Picture shows phials of vaccine for COVID-19
Picture: Alamy

The RCN has joined calls to delay mandatory vaccinations for NHS staff in England, telling health and social care secretary Sajid Javid that it would be ‘self-sabotage’ during the staffing crisis.

RCN general secretary Pat Cullen said the college supported vaccinations but current staffing pressures, along with 40,000 nursing vacancies and tens of thousands of absences related to COVID-19, mean that patient safety was being compromised.

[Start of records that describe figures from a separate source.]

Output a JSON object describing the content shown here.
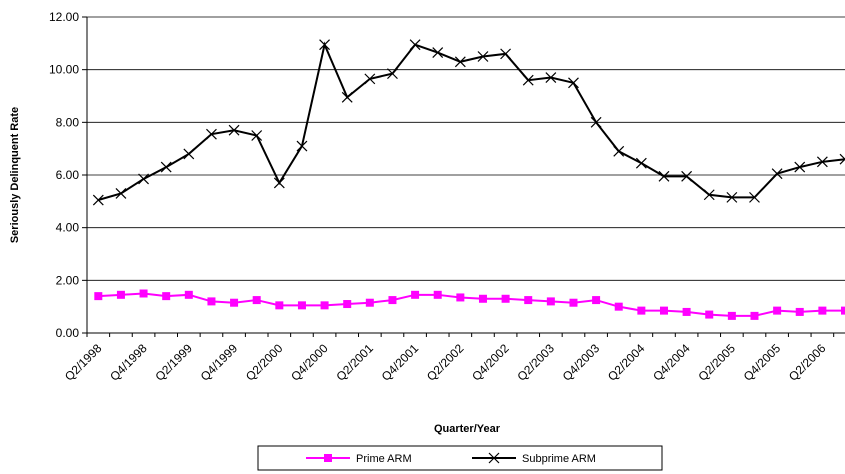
{
  "chart_data": {
    "type": "line",
    "title": "",
    "xlabel": "Quarter/Year",
    "ylabel": "Seriously Delinquent Rate",
    "ylim": [
      0,
      12
    ],
    "yticks": [
      "0.00",
      "2.00",
      "4.00",
      "6.00",
      "8.00",
      "10.00",
      "12.00"
    ],
    "grid": "y-major",
    "legend": "bottom",
    "x": [
      "Q2/1998",
      "Q3/1998",
      "Q4/1998",
      "Q1/1999",
      "Q2/1999",
      "Q3/1999",
      "Q4/1999",
      "Q1/2000",
      "Q2/2000",
      "Q3/2000",
      "Q4/2000",
      "Q1/2001",
      "Q2/2001",
      "Q3/2001",
      "Q4/2001",
      "Q1/2002",
      "Q2/2002",
      "Q3/2002",
      "Q4/2002",
      "Q1/2003",
      "Q2/2003",
      "Q3/2003",
      "Q4/2003",
      "Q1/2004",
      "Q2/2004",
      "Q3/2004",
      "Q4/2004",
      "Q1/2005",
      "Q2/2005",
      "Q3/2005",
      "Q4/2005",
      "Q1/2006",
      "Q2/2006",
      "Q3/2006"
    ],
    "xtick_labels": [
      "Q2/1998",
      "Q4/1998",
      "Q2/1999",
      "Q4/1999",
      "Q2/2000",
      "Q4/2000",
      "Q2/2001",
      "Q4/2001",
      "Q2/2002",
      "Q4/2002",
      "Q2/2003",
      "Q4/2003",
      "Q2/2004",
      "Q4/2004",
      "Q2/2005",
      "Q4/2005",
      "Q2/2006"
    ],
    "series": [
      {
        "name": "Prime ARM",
        "color": "#ff00ff",
        "marker": "square",
        "values": [
          1.4,
          1.45,
          1.5,
          1.4,
          1.45,
          1.2,
          1.15,
          1.25,
          1.05,
          1.05,
          1.05,
          1.1,
          1.15,
          1.25,
          1.45,
          1.45,
          1.35,
          1.3,
          1.3,
          1.25,
          1.2,
          1.15,
          1.25,
          1.0,
          0.85,
          0.85,
          0.8,
          0.7,
          0.65,
          0.65,
          0.85,
          0.8,
          0.85,
          0.85
        ]
      },
      {
        "name": "Subprime ARM",
        "color": "#000000",
        "marker": "x",
        "values": [
          5.05,
          5.3,
          5.85,
          6.3,
          6.8,
          7.55,
          7.7,
          7.5,
          5.7,
          7.1,
          10.95,
          8.95,
          9.65,
          9.85,
          10.95,
          10.65,
          10.3,
          10.5,
          10.6,
          9.6,
          9.7,
          9.5,
          8.0,
          6.9,
          6.45,
          5.95,
          5.95,
          5.25,
          5.15,
          5.15,
          6.05,
          6.3,
          6.5,
          6.6
        ]
      }
    ]
  }
}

She said: ‘Nothing matters more to a nurse than caring for their patients safely. Right now, our members are telling me they can’t always do that. We are calling on the government to recognise this risk and delay a move which by its own calculations looks to backfire. To dismiss valued nursing staff during this crisis would be an act of self-sabotage.’

RCN joins the Royal College of Midwives and TUC in calling for delay

The RCN joins the Royal College of Midwives (RCM) and TUC in calling for a delay in implementing the policy amid a surge in COVID-19 cases, multiple hospitals declaring critical incidents and rising staff absences.

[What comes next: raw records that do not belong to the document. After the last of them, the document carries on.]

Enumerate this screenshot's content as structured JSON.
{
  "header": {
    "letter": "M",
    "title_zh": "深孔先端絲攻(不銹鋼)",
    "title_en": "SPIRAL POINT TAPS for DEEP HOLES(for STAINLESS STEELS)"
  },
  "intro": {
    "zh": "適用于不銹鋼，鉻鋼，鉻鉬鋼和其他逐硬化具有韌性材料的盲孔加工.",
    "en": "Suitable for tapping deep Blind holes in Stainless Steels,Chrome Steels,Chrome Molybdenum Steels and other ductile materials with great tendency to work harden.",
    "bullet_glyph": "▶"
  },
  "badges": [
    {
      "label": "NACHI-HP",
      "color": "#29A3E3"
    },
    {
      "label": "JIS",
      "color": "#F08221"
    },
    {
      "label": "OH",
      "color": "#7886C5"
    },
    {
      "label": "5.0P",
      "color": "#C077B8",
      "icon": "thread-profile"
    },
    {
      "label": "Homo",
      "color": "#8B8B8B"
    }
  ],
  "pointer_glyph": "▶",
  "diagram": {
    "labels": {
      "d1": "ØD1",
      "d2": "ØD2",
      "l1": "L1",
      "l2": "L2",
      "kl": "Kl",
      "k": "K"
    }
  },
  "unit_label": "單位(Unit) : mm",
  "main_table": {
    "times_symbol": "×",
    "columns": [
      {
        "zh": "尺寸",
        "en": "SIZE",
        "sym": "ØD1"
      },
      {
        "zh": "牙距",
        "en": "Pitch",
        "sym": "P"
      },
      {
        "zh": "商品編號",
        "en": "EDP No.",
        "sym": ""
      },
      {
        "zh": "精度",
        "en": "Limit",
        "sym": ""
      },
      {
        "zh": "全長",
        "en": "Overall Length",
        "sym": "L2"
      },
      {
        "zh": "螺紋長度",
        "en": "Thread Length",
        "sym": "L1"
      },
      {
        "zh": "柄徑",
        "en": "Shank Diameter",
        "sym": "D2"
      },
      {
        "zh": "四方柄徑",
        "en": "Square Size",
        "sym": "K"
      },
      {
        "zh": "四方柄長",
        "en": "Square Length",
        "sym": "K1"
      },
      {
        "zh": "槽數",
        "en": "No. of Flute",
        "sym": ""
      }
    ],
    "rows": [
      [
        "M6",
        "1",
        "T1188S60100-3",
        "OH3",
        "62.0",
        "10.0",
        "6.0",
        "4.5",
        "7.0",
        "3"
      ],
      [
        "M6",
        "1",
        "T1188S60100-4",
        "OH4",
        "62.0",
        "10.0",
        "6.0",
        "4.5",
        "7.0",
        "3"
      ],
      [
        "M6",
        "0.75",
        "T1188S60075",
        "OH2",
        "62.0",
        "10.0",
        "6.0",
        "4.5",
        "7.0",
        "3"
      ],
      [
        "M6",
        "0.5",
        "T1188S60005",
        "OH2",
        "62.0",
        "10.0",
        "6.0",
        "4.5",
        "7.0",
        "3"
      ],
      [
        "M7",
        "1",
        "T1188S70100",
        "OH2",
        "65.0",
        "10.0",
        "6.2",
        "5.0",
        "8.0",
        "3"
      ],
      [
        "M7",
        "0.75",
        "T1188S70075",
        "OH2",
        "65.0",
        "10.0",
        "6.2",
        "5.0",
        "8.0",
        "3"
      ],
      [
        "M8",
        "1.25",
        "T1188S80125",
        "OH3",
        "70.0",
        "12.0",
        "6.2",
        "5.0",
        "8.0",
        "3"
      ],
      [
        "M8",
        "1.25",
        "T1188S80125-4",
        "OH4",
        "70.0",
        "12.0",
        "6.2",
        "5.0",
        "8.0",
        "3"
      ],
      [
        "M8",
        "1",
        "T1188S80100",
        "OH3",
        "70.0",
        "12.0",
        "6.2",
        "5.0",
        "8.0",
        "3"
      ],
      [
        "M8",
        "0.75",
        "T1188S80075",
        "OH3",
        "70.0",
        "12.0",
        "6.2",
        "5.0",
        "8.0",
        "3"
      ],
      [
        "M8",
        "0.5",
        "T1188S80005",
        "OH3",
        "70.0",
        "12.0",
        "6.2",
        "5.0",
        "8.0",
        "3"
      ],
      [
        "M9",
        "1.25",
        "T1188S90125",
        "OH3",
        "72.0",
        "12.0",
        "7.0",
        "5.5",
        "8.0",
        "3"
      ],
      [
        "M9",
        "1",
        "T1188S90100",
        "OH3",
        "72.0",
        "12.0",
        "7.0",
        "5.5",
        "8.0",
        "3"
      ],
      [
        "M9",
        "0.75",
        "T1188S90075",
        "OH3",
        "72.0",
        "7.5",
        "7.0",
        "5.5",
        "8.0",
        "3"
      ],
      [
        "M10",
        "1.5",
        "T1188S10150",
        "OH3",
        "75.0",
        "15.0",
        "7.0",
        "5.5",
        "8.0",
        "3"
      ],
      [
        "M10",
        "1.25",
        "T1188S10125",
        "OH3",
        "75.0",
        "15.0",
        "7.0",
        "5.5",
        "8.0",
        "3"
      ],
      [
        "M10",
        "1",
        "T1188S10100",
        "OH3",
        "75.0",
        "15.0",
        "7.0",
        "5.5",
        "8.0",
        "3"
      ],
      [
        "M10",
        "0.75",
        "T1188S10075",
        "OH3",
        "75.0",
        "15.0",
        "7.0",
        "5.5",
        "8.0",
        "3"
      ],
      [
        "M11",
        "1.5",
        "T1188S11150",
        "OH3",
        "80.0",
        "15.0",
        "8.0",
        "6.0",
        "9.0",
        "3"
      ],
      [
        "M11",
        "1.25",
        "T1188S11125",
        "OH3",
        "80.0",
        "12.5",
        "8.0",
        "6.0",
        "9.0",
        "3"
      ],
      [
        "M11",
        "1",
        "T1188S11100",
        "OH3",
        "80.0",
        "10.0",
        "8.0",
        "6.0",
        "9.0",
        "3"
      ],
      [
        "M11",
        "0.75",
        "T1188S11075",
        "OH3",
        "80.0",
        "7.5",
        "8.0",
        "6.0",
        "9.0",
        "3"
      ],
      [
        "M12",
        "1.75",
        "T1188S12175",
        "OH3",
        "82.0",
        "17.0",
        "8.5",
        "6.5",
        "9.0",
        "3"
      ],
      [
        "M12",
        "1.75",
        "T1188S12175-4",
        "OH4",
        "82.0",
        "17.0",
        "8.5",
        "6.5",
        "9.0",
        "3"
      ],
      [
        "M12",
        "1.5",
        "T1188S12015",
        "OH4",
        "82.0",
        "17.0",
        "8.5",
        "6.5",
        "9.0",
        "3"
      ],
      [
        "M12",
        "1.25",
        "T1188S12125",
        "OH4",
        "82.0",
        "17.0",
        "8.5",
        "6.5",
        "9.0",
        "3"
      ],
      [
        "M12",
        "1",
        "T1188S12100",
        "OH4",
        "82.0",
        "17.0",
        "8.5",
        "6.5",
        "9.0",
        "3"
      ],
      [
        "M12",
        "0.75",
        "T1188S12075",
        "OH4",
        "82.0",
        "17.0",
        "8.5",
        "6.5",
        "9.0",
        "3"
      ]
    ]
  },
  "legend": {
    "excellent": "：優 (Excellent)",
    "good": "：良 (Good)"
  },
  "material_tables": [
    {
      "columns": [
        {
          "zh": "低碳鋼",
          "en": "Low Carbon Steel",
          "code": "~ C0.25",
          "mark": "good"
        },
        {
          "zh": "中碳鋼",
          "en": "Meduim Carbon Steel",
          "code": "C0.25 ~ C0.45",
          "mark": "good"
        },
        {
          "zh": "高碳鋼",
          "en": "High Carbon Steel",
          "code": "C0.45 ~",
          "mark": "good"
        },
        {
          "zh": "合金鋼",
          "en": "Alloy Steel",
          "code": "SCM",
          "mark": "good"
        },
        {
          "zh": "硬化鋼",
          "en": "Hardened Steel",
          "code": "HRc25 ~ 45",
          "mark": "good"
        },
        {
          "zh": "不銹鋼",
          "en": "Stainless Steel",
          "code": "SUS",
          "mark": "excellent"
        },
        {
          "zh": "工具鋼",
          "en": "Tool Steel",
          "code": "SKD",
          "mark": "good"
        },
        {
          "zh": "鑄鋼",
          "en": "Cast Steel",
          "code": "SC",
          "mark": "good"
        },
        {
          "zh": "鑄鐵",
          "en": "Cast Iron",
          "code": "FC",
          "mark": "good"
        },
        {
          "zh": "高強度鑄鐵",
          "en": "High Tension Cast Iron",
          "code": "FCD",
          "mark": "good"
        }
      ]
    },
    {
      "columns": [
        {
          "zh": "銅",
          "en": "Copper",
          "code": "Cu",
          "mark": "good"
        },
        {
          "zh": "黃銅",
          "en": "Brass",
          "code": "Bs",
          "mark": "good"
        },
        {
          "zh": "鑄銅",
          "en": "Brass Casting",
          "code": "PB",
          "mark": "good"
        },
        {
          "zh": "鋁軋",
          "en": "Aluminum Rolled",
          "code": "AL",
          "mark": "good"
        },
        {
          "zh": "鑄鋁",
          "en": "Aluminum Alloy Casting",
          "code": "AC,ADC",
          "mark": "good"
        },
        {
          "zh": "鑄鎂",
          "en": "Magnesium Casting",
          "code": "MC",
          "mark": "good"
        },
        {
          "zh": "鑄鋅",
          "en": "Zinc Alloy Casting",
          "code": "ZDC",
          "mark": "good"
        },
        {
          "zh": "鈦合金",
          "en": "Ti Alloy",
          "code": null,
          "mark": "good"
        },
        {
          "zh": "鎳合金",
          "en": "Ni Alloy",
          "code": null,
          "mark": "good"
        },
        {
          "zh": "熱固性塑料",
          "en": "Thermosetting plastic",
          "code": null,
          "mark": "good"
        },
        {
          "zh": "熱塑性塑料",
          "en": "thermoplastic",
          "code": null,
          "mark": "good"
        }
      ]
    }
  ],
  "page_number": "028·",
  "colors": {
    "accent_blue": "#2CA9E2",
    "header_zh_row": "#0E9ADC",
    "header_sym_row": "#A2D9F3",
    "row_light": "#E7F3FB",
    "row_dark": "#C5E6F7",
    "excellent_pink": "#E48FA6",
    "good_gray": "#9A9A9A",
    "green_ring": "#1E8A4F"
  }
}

The RCM said it fears that implementing mandatory vaccinations and the subsequent loss of unvaccinated staff ‘could plunge maternity services and the wider NHS into meltdown’.

Instead, unions say nursing staff should be provided with high grade PPE and priority testing to avoid them catching the virus and decreasing the number of staff unable to work due to isolation.

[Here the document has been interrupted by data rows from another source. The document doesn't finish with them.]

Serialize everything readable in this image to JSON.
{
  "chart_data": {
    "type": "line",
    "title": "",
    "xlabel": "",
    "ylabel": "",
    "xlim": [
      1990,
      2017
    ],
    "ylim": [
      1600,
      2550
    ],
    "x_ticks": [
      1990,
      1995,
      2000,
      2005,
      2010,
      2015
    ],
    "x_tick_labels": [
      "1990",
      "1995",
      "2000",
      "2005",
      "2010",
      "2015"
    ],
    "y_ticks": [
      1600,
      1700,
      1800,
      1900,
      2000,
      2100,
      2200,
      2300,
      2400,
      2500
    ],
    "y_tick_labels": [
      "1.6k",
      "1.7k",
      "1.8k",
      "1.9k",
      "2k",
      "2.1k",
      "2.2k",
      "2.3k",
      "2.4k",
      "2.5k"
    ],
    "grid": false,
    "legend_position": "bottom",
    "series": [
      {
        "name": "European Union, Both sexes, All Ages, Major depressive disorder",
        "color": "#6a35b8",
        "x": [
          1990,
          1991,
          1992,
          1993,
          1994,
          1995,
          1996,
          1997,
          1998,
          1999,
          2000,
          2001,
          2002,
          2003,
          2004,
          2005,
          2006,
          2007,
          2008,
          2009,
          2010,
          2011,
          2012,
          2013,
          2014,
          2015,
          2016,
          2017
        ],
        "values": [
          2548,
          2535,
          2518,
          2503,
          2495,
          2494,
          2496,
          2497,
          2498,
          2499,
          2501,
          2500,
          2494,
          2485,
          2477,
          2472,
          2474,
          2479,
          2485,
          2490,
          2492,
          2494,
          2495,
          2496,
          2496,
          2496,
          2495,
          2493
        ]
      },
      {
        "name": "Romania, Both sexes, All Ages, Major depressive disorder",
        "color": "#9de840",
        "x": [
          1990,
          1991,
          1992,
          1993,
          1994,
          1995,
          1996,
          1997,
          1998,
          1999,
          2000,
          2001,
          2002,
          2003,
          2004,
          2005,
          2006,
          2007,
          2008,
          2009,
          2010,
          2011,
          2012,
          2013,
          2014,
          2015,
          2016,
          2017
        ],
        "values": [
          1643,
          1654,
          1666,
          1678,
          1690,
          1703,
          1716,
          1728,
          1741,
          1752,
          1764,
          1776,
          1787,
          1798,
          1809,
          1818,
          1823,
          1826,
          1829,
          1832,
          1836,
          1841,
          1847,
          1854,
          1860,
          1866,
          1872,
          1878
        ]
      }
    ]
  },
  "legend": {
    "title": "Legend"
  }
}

Tory MPs have also urged the government to rethink the strategy given current knowledge of the Omicron variant.

Estimated 73,000 NHS staff could be lost when jabs become mandatory

New Forest West MP Sir Desmond Swayne said the government should address the ‘policy of sacking NHS staff who aren’t vaccinated’, adding that the rationale for mandatory jabs ‘disappears because it doesn’t stop you catching it and it doesn’t stop you from infecting others’.

Around 73,000 NHS staff could be lost when mandatory jabs become a condition of working for patient-facing NHS staff on 1 April, according to the government’s own impact assessment.

The Department of Health and Social Care said the mandatory vaccination policy would not be delayed. A spokesperson said: ‘This is about patient safety and ensuring people in hospital or care have as much protection as possible. Vaccinations remain our best defence against COVID-19.’